Atomkraftwerk Tschernobyl: Erster Schichtwechsel seit Beginn des Ukraine-Kriegs

Erstmals nach knapp vier Wochen konnten technische Mitarbeiter und Mitarbeiterinnen des stillgelegten AKW Tschernobyl ausgewechselt werden.

In Pocket speichern vorlesen Druckansicht 44 Kommentare lesen

Gelände des AKW Tschernobyl.

(Bild: sNRiU)

Lesezeit: 2 Min.

Technisches Personal des Atomkraftwerks Tschernobyl konnte erstmals seit Beginn der russischen Invasion die Anlage verlassen. Das gibt die Internationale Atombehörde IAEA bekannt, sie sei darüber von der ukranischen Regierung informiert worden.

Von den 210 Mitarbeitern habe die Hälfte zum ersten Mal seit der Besetzung Tschernobyls durch russische Streitkräfte am 24. Februar 2022 nach Hause gehen können, sie wurde durch frisches Personal ersetzt. Beschädigte Straßen und Brücken hätten den Transport von Personal in die nahe gelegene Stadt Slavutych erschwert, schreibt die teilte die IAEA unter Berufung auf die ukrainische Regulierungsbehörde SNRIU mit. Die andere Hälfte habe am Montag das Werk verlassen, dreizehn Mitarbeiter hätten sich dem Schichtwechsel verweigert, Die meisten Mitglieder des ukrainischen Wachpersonals seien ebenfalls im AKW verblieben.

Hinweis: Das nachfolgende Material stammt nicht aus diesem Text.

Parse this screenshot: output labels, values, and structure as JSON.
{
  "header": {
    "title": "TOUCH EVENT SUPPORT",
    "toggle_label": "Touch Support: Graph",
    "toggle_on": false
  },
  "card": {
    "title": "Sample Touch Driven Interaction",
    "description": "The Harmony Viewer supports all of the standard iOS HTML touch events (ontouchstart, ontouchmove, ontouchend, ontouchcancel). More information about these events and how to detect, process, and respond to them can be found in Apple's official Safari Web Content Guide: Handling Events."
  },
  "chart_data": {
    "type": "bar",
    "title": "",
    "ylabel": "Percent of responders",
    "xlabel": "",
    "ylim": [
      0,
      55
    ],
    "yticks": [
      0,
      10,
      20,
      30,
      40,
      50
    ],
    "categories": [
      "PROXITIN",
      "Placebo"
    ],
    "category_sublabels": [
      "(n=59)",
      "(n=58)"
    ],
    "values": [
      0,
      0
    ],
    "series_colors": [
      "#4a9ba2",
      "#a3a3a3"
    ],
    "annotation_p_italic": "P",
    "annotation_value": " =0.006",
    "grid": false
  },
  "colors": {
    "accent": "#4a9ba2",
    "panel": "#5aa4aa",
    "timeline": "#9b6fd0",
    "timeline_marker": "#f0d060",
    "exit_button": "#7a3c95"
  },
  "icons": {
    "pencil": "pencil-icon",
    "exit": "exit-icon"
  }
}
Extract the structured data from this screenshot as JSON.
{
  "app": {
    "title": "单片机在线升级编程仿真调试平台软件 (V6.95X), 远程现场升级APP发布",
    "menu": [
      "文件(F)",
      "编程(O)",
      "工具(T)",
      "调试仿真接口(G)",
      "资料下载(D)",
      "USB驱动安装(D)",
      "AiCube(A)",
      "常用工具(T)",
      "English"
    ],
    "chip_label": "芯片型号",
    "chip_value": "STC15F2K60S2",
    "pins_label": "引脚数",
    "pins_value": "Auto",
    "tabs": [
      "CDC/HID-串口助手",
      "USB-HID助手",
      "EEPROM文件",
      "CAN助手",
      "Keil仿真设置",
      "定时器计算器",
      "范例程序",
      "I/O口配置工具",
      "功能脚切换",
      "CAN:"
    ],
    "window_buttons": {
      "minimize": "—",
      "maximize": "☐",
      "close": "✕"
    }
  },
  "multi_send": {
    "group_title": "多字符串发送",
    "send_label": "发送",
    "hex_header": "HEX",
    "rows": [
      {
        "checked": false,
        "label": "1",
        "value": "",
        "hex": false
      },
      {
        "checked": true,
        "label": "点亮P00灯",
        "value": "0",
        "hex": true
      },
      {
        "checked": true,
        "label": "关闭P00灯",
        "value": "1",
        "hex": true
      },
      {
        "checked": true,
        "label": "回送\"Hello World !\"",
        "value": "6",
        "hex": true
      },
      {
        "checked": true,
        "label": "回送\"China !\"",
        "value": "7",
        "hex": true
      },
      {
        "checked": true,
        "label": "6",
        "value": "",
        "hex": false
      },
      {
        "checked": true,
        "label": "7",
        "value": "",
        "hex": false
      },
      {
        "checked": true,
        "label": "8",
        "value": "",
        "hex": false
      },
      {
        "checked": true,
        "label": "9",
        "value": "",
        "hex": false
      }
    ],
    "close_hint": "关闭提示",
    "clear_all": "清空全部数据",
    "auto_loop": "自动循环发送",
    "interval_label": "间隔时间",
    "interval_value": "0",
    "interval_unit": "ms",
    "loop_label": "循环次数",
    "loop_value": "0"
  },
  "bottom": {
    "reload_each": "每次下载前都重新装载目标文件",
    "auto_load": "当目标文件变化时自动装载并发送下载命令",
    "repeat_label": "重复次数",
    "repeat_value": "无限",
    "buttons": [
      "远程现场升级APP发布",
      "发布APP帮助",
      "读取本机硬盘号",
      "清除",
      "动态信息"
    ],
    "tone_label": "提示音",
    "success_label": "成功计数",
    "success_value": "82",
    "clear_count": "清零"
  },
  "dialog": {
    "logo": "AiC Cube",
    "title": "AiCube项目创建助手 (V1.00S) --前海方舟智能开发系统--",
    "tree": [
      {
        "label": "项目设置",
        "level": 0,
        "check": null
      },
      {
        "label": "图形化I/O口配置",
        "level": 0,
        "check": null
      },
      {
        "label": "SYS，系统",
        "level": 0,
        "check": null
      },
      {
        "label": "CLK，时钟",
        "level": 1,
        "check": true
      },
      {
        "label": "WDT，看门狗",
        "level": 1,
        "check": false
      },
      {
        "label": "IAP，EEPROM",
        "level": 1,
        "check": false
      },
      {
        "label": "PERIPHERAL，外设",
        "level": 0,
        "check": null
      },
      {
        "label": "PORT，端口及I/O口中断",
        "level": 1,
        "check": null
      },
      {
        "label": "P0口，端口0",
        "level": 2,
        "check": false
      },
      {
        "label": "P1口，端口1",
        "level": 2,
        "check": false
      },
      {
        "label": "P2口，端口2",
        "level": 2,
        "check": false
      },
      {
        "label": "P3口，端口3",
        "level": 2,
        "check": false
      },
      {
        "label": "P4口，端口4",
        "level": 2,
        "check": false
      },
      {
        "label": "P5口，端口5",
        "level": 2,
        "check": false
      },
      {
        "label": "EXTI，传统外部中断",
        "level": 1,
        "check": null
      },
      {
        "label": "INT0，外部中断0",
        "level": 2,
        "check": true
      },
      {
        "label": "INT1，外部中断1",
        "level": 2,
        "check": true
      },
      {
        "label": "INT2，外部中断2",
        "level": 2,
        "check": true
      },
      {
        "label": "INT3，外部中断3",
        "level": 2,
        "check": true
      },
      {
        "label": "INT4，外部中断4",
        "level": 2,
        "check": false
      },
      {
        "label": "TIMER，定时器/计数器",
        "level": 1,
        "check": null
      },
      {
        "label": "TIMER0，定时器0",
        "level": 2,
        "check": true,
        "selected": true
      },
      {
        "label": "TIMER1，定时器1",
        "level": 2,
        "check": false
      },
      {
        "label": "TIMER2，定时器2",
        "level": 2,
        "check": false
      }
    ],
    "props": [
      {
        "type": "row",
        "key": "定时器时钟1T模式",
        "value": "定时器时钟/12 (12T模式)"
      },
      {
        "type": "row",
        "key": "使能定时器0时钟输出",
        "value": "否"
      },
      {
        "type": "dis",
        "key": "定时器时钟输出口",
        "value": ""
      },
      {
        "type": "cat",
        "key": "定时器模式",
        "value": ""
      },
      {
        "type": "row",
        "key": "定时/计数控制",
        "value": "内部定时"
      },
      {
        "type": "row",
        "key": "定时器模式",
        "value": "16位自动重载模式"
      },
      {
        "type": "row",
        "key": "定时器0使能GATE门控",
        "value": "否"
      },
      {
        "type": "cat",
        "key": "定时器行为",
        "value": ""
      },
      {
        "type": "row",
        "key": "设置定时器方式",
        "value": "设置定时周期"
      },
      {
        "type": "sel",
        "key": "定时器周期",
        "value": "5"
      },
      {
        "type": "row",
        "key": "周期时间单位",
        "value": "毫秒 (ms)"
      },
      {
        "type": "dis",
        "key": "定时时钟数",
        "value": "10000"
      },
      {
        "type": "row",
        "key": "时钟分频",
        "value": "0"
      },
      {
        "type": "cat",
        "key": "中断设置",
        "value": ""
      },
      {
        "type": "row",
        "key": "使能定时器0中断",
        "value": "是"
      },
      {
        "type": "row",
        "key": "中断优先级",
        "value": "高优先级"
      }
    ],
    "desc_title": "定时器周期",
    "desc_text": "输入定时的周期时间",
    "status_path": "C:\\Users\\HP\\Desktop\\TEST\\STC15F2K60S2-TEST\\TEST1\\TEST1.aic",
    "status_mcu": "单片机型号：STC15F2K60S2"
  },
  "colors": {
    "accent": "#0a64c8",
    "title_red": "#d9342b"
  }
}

IAEA-Generaldirektor Rafael Mariano Grossi hatte sich wiederholt besorgt über das Befinden des Personals in Tschernobyl geäußert. In Block 4 des Atomkraftwerks hatte sich im April 1986 eine Kernschmelze und Explosion ereignet, er wird ständig überwacht. Der letzte der drei übrigen Reaktoren wurde 2000 stillgelegt, seitdem lagern auf dem Gelände in Wasserbecken abgebrannte Brennstäbe.

Die neue Arbeitsschicht kommt ebenfalls aus Slavutych, das etwa 70 km von Tschernobyl entfernt ist. Es sei eine Einigung darüber erzielt worden, wie zukünftige Schichtwechsel im AKW organisiert werden könne, teilte die IAEA mit. Grossi war vor elf Tagen nach Antalya in der Türkei gereist, um dort mit Vertretern Russlands und der Ukraine über die Situation in den ukrainischen Atomkraftwerken zu sprechen. Diese Konsultationen wolle der Fortsetzen, heißt es.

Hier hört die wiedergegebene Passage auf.